J’ai expliqué précédemment comment je fus autrefois conduit à étudier le rôle du sucre dans la nutrition, et à rechercher le mécanisme de la destruction de ce principe alimentaire dans l’organisme. Il fallait, pour résoudre la question, rechercher le sucre dans le sang et le poursuivre dans les vaisseaux intestinaux qui l’avaient absorbé, jusqu’à ce qu’on pût constater le lieu de sa disparition. Pour réaliser mon expérience, je donnai à un chien une soupe au lait sucrée ; puis je sacrifiai l’animal en digestion, et je trouvai que le sang des vaisseaux sus-hépatiques, qui représente le sang total des organes intestinaux et du foie, renfermait du sucre. Il était tout naturel et, comme on dit, logique, de penser que ce sucre trouvé dans les veines sus-hépatiques était celui que j’avais donné à l’animal dans sa soupe. Je suis certain même que plus d’un expérimentateur s’en serait tenu là et aurait considéré comme superflu, sinon comme ridicule, de faire une expérience comparative. Cependant, je fis l’expérience comparative, parce que j’étais convaincu par principe de sa nécessité absolue : ce qui veut dire que je suis convaincu qu’en physiologie il faut toujours douter, même dans les cas où le doute semble le moins permis. Cependant je dois ajouter qu’ici l’expérience comparative était encore commandée par cette autre circonstance que j’employais, pour déceler le sucre, la réduction des sels de cuivre dans la potasse. C’est en effet là un caractère empirique du sucre, qui pouvait être donné par des substances encore inconnues de l’économie. Mais, je le répète, même sans cela il eût fallu faire l’expérience comparative comme une consigne expérimentale ; car ce cas même prouve qu’on ne saurait jamais prévoir quelle peut en être l’importance.

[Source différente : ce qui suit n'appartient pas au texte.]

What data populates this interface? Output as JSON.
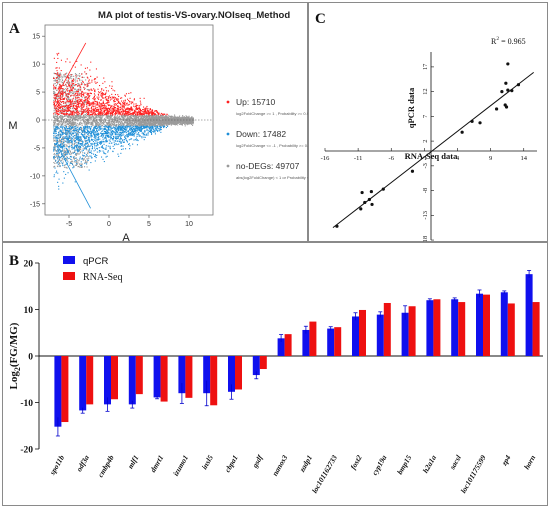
{
  "panels": {
    "a": "A",
    "b": "B",
    "c": "C"
  },
  "colors": {
    "up": "#ff2020",
    "down": "#1f8fd8",
    "nodeg": "#9a9a9a",
    "qpcr": "#1010ee",
    "rnaseq": "#ee1010",
    "error": "#0000cc"
  },
  "chart_data": [
    {
      "type": "scatter",
      "title": "MA plot of testis-VS-ovary.NOIseq_Method",
      "xlabel": "A",
      "ylabel": "M",
      "xlim": [
        -8,
        13
      ],
      "ylim": [
        -17,
        17
      ],
      "xticks": [
        -5,
        0,
        5,
        10
      ],
      "yticks": [
        -15,
        -10,
        -5,
        0,
        5,
        10,
        15
      ],
      "legend_position": "right",
      "series": [
        {
          "name": "Up: 15710",
          "note": "log2FoldChange >= 1 , Probability >= 0.9",
          "color": "#ff2020",
          "count": 15710
        },
        {
          "name": "Down: 17482",
          "note": "log2FoldChange <= -1 , Probability >= 0.9",
          "color": "#1f8fd8",
          "count": 17482
        },
        {
          "name": "no-DEGs: 49707",
          "note": "abs(log2FoldChange) < 1  or Probability < 0.9",
          "color": "#9a9a9a",
          "count": 49707
        }
      ]
    },
    {
      "type": "scatter",
      "xlabel": "RNA-Seq data",
      "ylabel": "qPCR data",
      "annotation": "R",
      "annotation_sup": "2",
      "annotation_value": " = 0.965",
      "xticks": [
        -16,
        -11,
        -6,
        -1,
        4,
        9,
        14
      ],
      "yticks": [
        17,
        12,
        7,
        2,
        -3,
        -8,
        -13,
        -18
      ],
      "xlim": [
        -16,
        16
      ],
      "ylim": [
        -18,
        20
      ],
      "points": [
        {
          "x": -14.2,
          "y": -15.2
        },
        {
          "x": -10.6,
          "y": -11.7
        },
        {
          "x": -10.4,
          "y": -8.4
        },
        {
          "x": -10.0,
          "y": -10.4
        },
        {
          "x": -9.3,
          "y": -9.8
        },
        {
          "x": -9.0,
          "y": -8.2
        },
        {
          "x": -8.9,
          "y": -10.8
        },
        {
          "x": -7.2,
          "y": -7.7
        },
        {
          "x": -2.8,
          "y": -4.1
        },
        {
          "x": 4.7,
          "y": 3.8
        },
        {
          "x": 7.4,
          "y": 5.7
        },
        {
          "x": 6.2,
          "y": 6.0
        },
        {
          "x": 9.9,
          "y": 8.5
        },
        {
          "x": 11.4,
          "y": 8.9
        },
        {
          "x": 11.2,
          "y": 9.3
        },
        {
          "x": 10.7,
          "y": 12.0
        },
        {
          "x": 12.2,
          "y": 12.2
        },
        {
          "x": 11.6,
          "y": 12.3
        },
        {
          "x": 13.2,
          "y": 13.4
        },
        {
          "x": 11.3,
          "y": 13.7
        },
        {
          "x": 11.6,
          "y": 17.6
        }
      ]
    },
    {
      "type": "bar",
      "ylabel": "Log2(FG/MG)",
      "ylim": [
        -20,
        20
      ],
      "yticks": [
        20,
        10,
        0,
        -10,
        -20
      ],
      "legend_position": "top-left",
      "categories": [
        "spo11b",
        "odf3a",
        "cmbp4b",
        "mlf1",
        "dmrt1",
        "izumo1",
        "insl5",
        "cbpa1",
        "gsdf",
        "nanos3",
        "zadp1",
        "loc101162733",
        "fost2",
        "cyp19a",
        "bmp15",
        "h2a1a",
        "sacsl",
        "loc101175599",
        "zp4",
        "horn"
      ],
      "series": [
        {
          "name": "qPCR",
          "color": "#1010ee",
          "values": [
            -15.2,
            -11.7,
            -10.4,
            -10.4,
            -8.9,
            -8.0,
            -8.0,
            -7.7,
            -4.1,
            3.8,
            5.6,
            5.9,
            8.5,
            8.9,
            9.3,
            12.0,
            12.2,
            13.4,
            13.7,
            17.6
          ],
          "errors": [
            2.0,
            0.6,
            1.5,
            0.8,
            0.3,
            2.2,
            2.7,
            1.6,
            0.8,
            0.8,
            0.8,
            0.4,
            0.8,
            0.6,
            1.5,
            0.3,
            0.3,
            0.8,
            0.3,
            0.8
          ]
        },
        {
          "name": "RNA-Seq",
          "color": "#ee1010",
          "values": [
            -14.2,
            -10.4,
            -9.3,
            -8.2,
            -9.8,
            -9.0,
            -10.6,
            -7.2,
            -2.8,
            4.7,
            7.4,
            6.2,
            9.9,
            11.4,
            10.7,
            12.2,
            11.6,
            13.2,
            11.3,
            11.6
          ]
        }
      ]
    }
  ]
}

Je pris donc par comparaison avec le chien à la soupe sucrée un autre chien auquel je donnai de la viande à manger, en ayant soin qu’il n’entrât d’ailleurs aucune matière sucrée ou amidonnée dans son alimentation, puis je sacrifiai cet animal pendant la digestion, et j’examinai comparativement le sang de ses veines sus-hépatiques. Mais mon étonnement fut grand quand je constatai que ce sang contenait également du sucre chez l’animal qui n’en avait pas mangé.
On voit donc qu’ici l’expérience comparative m’a conduit à la découverte de la présence constante du sucre dans le sang des veines sus-hépatiques des animaux, quelle que soit leur alimentation. On conçoit qu’alors j’abandonnai toutes mes hypothèses sur la destruction du sucre pour suivre ce fait nouveau et inattendu. Je mis d’abord son existence hors de doute par des expériences répétées, et je constatai que chez les animaux à jeun, le sucre existait aussi dans le sang. Tel fut le début de mes recherches sur la glycogénie animale. Elles eurent pour origine, ainsi qu’on le voit, une expérience comparative faite dans un cas où l’on aurait pu s’en croire dispensé.
Claude Bernard (1813-1878), Introduction à l’étude de la médecine expérimentale (1865).